The kit comes with some bungee cords to hold the rolled up panels.  But of course that won't suffice.  Tim always rigs up pulleys to raise and lower the doors.  There are pockets sewn in at the bottom hem to slide a pipe through to give it weight and allow the panel to roll onto itself.

This is the same system used on canvas porch panels.  He mounted a cleat to the pipe to wrap the rope.  The next issue is getting racks and shelves inside to organize things.

This shelving unit was in the garden shed.  Everything on it is coming out here and that frees up another wall in there to hang tools on.  My garden shed already feels twice as large.

So here is the finished product.  Note the sand bags along the ground in front of the door panel. There is another row on the inside.  This keeps leaves from blowing in under and also stabilizes the panel so it is not moving back and forth against the gravel which would abrade the tarp.  I sewed them out of scrap pieces of landscape fabric that came with tree tubes which we discovered when we emptied the shelves!

Tim repainted and installed the vents from the other building which helps get some fresh air moving through.  I assure you the building is already full mainly because there was room to put our utility trailer. Tim often wants to use it in the winter and has to shovel it out of the snow and ice. We were just discussing this evening how we're going to get the rest of the large items in.  There will be stacking involved.  But at least we won't have to reach through the stacks to get a shovel off the wall this winter.  Time to fill it up.

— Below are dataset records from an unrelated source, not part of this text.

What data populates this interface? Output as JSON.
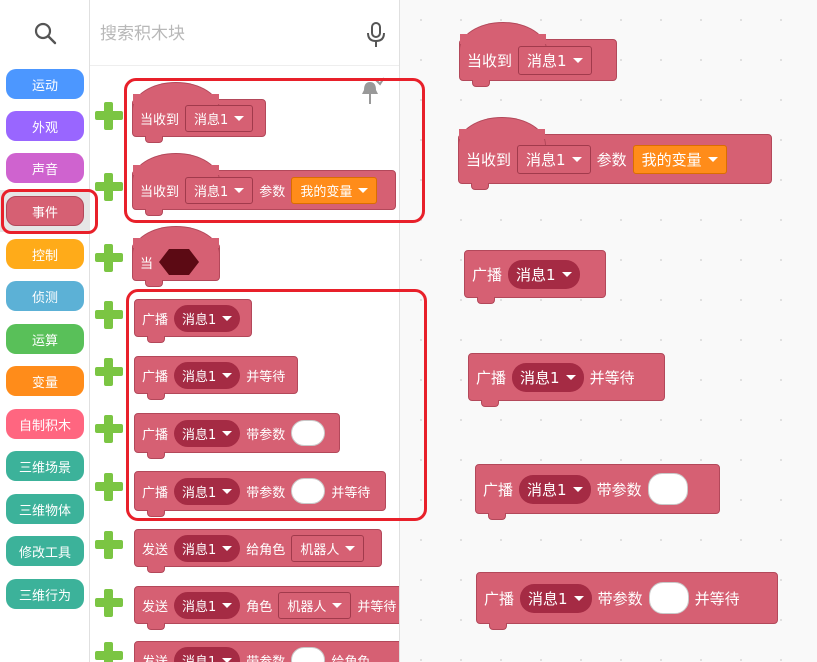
{
  "categories": [
    {
      "label": "运动",
      "color": "#4c97ff"
    },
    {
      "label": "外观",
      "color": "#9966ff"
    },
    {
      "label": "声音",
      "color": "#cf63cf"
    },
    {
      "label": "事件",
      "color": "#d66073"
    },
    {
      "label": "控制",
      "color": "#ffab19"
    },
    {
      "label": "侦测",
      "color": "#5cb1d6"
    },
    {
      "label": "运算",
      "color": "#59c059"
    },
    {
      "label": "变量",
      "color": "#ff8c1a"
    },
    {
      "label": "自制积木",
      "color": "#ff6680"
    },
    {
      "label": "三维场景",
      "color": "#3cb29a"
    },
    {
      "label": "三维物体",
      "color": "#3cb29a"
    },
    {
      "label": "修改工具",
      "color": "#3cb29a"
    },
    {
      "label": "三维行为",
      "color": "#3cb29a"
    }
  ],
  "search": {
    "placeholder": "搜索积木块"
  },
  "palette": {
    "when_receive": "当收到",
    "message1": "消息1",
    "param": "参数",
    "my_variable": "我的变量",
    "when": "当",
    "broadcast": "广播",
    "and_wait": "并等待",
    "with_param": "带参数",
    "send": "发送",
    "to_role": "给角色",
    "role": "角色",
    "robot": "机器人"
  },
  "workspace": {
    "when_receive": "当收到",
    "message1": "消息1",
    "param": "参数",
    "my_variable": "我的变量",
    "broadcast": "广播",
    "and_wait": "并等待",
    "with_param": "带参数"
  },
  "colors": {
    "event": "#d66073",
    "highlight": "#e8202a",
    "add": "#7bc543"
  }
}
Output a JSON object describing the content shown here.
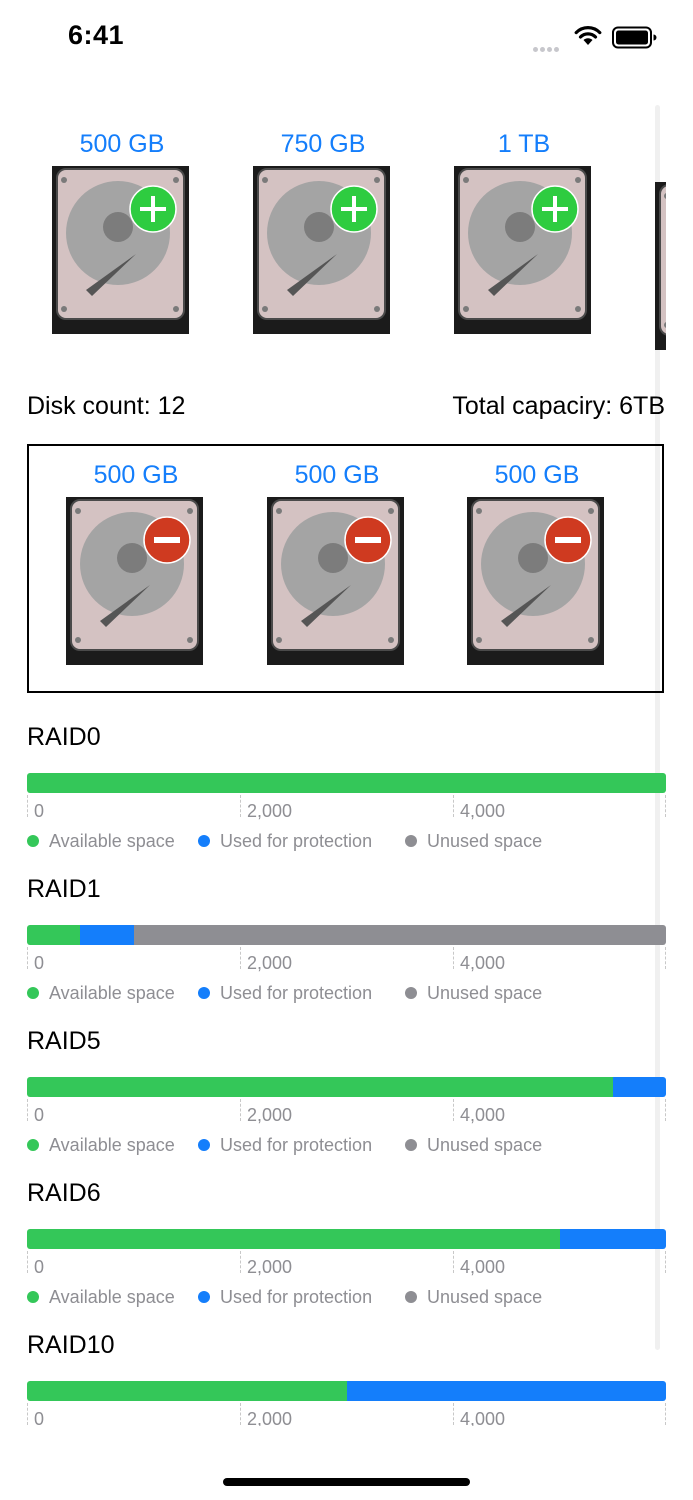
{
  "status_bar": {
    "time": "6:41"
  },
  "colors": {
    "accent": "#147efb",
    "available": "#34c759",
    "protection": "#147efb",
    "unused": "#8e8e93",
    "add_badge": "#2ecc40",
    "remove_badge": "#cf3a20"
  },
  "available_disks": [
    {
      "label": "500 GB",
      "icon": "hard-drive-add-icon"
    },
    {
      "label": "750 GB",
      "icon": "hard-drive-add-icon"
    },
    {
      "label": "1 TB",
      "icon": "hard-drive-add-icon"
    }
  ],
  "summary": {
    "disk_count": "Disk count: 12",
    "total_capacity": "Total capaciry: 6TB"
  },
  "selected_disks": [
    {
      "label": "500 GB",
      "icon": "hard-drive-remove-icon"
    },
    {
      "label": "500 GB",
      "icon": "hard-drive-remove-icon"
    },
    {
      "label": "500 GB",
      "icon": "hard-drive-remove-icon"
    }
  ],
  "legend": {
    "available": "Available space",
    "protection": "Used for protection",
    "unused": "Unused space"
  },
  "axis_ticks": [
    "0",
    "2,000",
    "4,000"
  ],
  "raids": [
    {
      "name": "RAID0",
      "available": 6000,
      "protection": 0,
      "unused": 0
    },
    {
      "name": "RAID1",
      "available": 500,
      "protection": 500,
      "unused": 5000
    },
    {
      "name": "RAID5",
      "available": 5500,
      "protection": 500,
      "unused": 0
    },
    {
      "name": "RAID6",
      "available": 5000,
      "protection": 1000,
      "unused": 0
    },
    {
      "name": "RAID10",
      "available": 3000,
      "protection": 3000,
      "unused": 0
    }
  ]
}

Monday, September 12, 2016

The Hindenburg Disaster of Vegetable Proportions

We've all done it... overlooked something.  Usually its a zucchini carefully camouflaged under the leaves.  You didn't know it was there and then Gadzukes!

It happened to me tonight.  I was walking across the lawn outside the garden when something caught my eye.  Holy Cow!  Is that a zucchini hiding in the marigold?

It sure looked like a zucchini at first glance but upon further inspection I realized it was a cucumber aspiring to be a zucchini.

I was so impressed I had to go get the camera and try to put it in perspective.

Here it is net to your average sized zucchini.  That's an average size cucumber laying in the basket.  It's really not all that rain-bloated, it's just huge.   About the size of the Hindenburg. It would probably been a bit more edible a few days ago because this is not going to be a cucumber that you just peel and eat or toss casually into your garden salad.  Whomever decides to eat this cucumber is going to have to be real serious about it.